Projetos polêmicos, cujas votações o governo vinha conseguindo travar, ganharam súbita viabilidade.
As propostas avançam em negociações feitas à margem do Planalto e à revelia de Dilma Rousseff.
No Senado, governistas e oposicionistas estão prestes a fechar um acordo para votar a emenda que muda o rito de tramitação das MPs (medidas provisórias).
Na Câmara, produziu-se um consenso em torno da chamada Emenda 29, que reforça o caixa do setor de saúde.
Nos dois casos, o Planalto foi apenas informado. Os pratos chegaram ao governo feitos. Diante do fato consumado, Dilma tenta digerir o inevitável da maneira menos indigesta.
No caso das MPs, o autor da emenda é o morubixaba pemedebê José Sarney, presidente do Senado. O relator é o grão-tucano Aécio Neves.
Participam do entendimento lideranças do PSDB, do PMDB e até do PT. Dilma torcia o nariz para a proposta.
Dizia que não iria aceitar que, justamente na sua gestão, fossem modificadas regras que vigiram sob FHC e Lula.
No início da semana, Sarney declarou em público que tampouco ele aceitará submeter o Senado à reiteração do vexame de votar MPs sem tempo para debatê-las.
Protogovernista, Sarney ameaçou devolver ao Planalto as MPs que chegarem ao Senado com prazo de validade próximo de expirar.
Em privado, Renan Calheiros, líder do PMDB, cuidou de avisar que Sarney não está blefando, fala sério. Nos subterrâneos esboçou-se o acordo.
Atraído para a mesa de negociações, Aécio topou refazer o seu relatório. Vai modificar um texto que já havia sido objeto de entendimento e que Dilma brecara.
Deve ser retirado da emenda o artigo que criava uma comissão especial para "filtrar" analisar as MPs antes que elas chegassem aos plenários da Câmara e do Senado.
As MPs são leis especiais. Entram em vigor assim que o presidente da República as edita, antes de qualquer deliberação do Legislativo.
A Constituição impõe, porém, certas condições. Por exemplo: o presidente só pode legislar por meio de MPs em matérias consideradas "urgentes" e "relevantes".
Essas pré-condições sempre foram desrespeitadas. E o Congresso avaliza decisões que, sem urgência, deveriam constar de projetos de lei, não de MPs.
A comissão especial sugerida por Aécio teria poderes para brecar as MPs, derrubando as que fossem flagrantemente irrelevantes.
Pelo acordo, vai-se transferir essa atribuição às Comissões de Justiça do Senado e da Câmara. Dilma foi instada a aceitar o meio-termo.
No mais, a emenda de Aécio vai impor à Câmara prazos que desagradam os deputados.
O Planalto foi aconselhado a entrar no jogo para harmonizar os interesses. Sob pena de assistir a uma conflagração que resultará em prejuízos para o governo.
O Congresso dispõe de 120 dias para votar uma MP. A tramitação começa pela Câmara. E os deputados consomem quase todo o tempo.
Quando chegam ao Senado, as MPs estão perto de caducar. Por vezes, os senadores têm de votar horas depois de receber cópias das MPs. Daí a ameaça de Sarney.
Pelo acordo costurado no Senado, a Câmara será obrigada a votar as MPs em 60 dias. Do contrário, a medida perde a validade.
O Senado passa a dispor de 40 dias. Se não deliberar nesse prazo, a MP cai.
Caso os senadores alterem o texto recebido da Câmara, os deputados terão mais 20 dias para fazer nova votação. Do contrário, a MP vai para o beleléu.
Construído o entendimento, os senadores esperam que Dilma acione a ministra Ideli Salvatti, nova coordenadora política do Planalto, para sensibilizar os deputados.
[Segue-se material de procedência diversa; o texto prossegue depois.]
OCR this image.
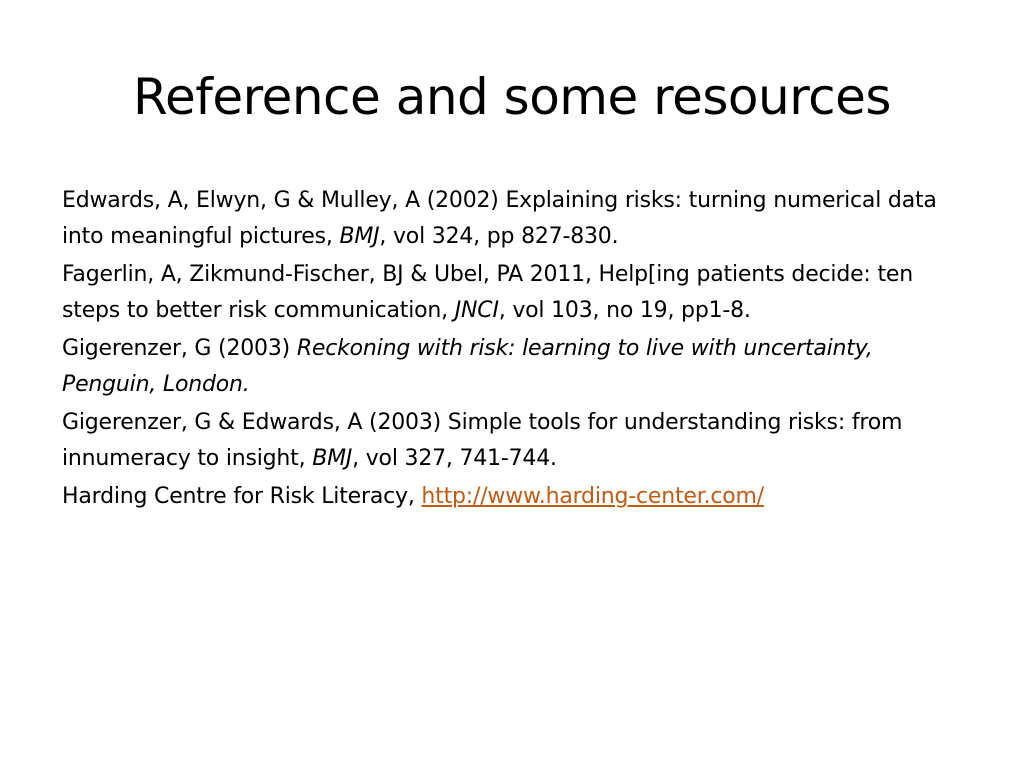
Reference and some resources
Edwards, A, Elwyn, G & Mulley, A (2002) Explaining risks: turning numerical data into meaningful pictures, BMJ, vol 324, pp 827-830.
Fagerlin, A, Zikmund-Fischer, BJ & Ubel, PA 2011, Help[ing patients decide: ten steps to better risk communication, JNCI, vol 103, no 19, pp1-8.
Gigerenzer, G (2003) Reckoning with risk: learning to live with uncertainty, Penguin, London.
Gigerenzer, G & Edwards, A (2003) Simple tools for understanding risks: from innumeracy to insight, BMJ, vol 327, 741-744.
Harding Centre for Risk Literacy, http://www.harding-center.com/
Quanto à Emenda 29, aquela que tonifica o caixa da saúde, o Planalto foi cientificado de que já não há ambiente na Câmara para postegar a votação.
Agastado com Dilma, o petista Marco Maia, presidente da Câmara, decidiu levar a encrenca a voto antes do recesso do meio do ano, que começa em 15 de julho.
Os líderes partidários festejaram o ímpeto de independência de Maia. Compelido a engolir o inevitável, o Planalto tenta retirar da proposta a CSS, nova sigla para a velha CPMF.
Em reunião com os líderes governistas e oposicionistas, Marco Maia já havia acertado que a recriação do chamado imposto do cheque será derrubada em plenário.
O diabo é que não há, por ora, resposta para uma pergunta essencial: de onde virá o dinheiro? Dilma ainda não sabe. Governadores e prefeitos descabelam-se. Os deputados dão de ombros.JOSIAS DE SOUZA.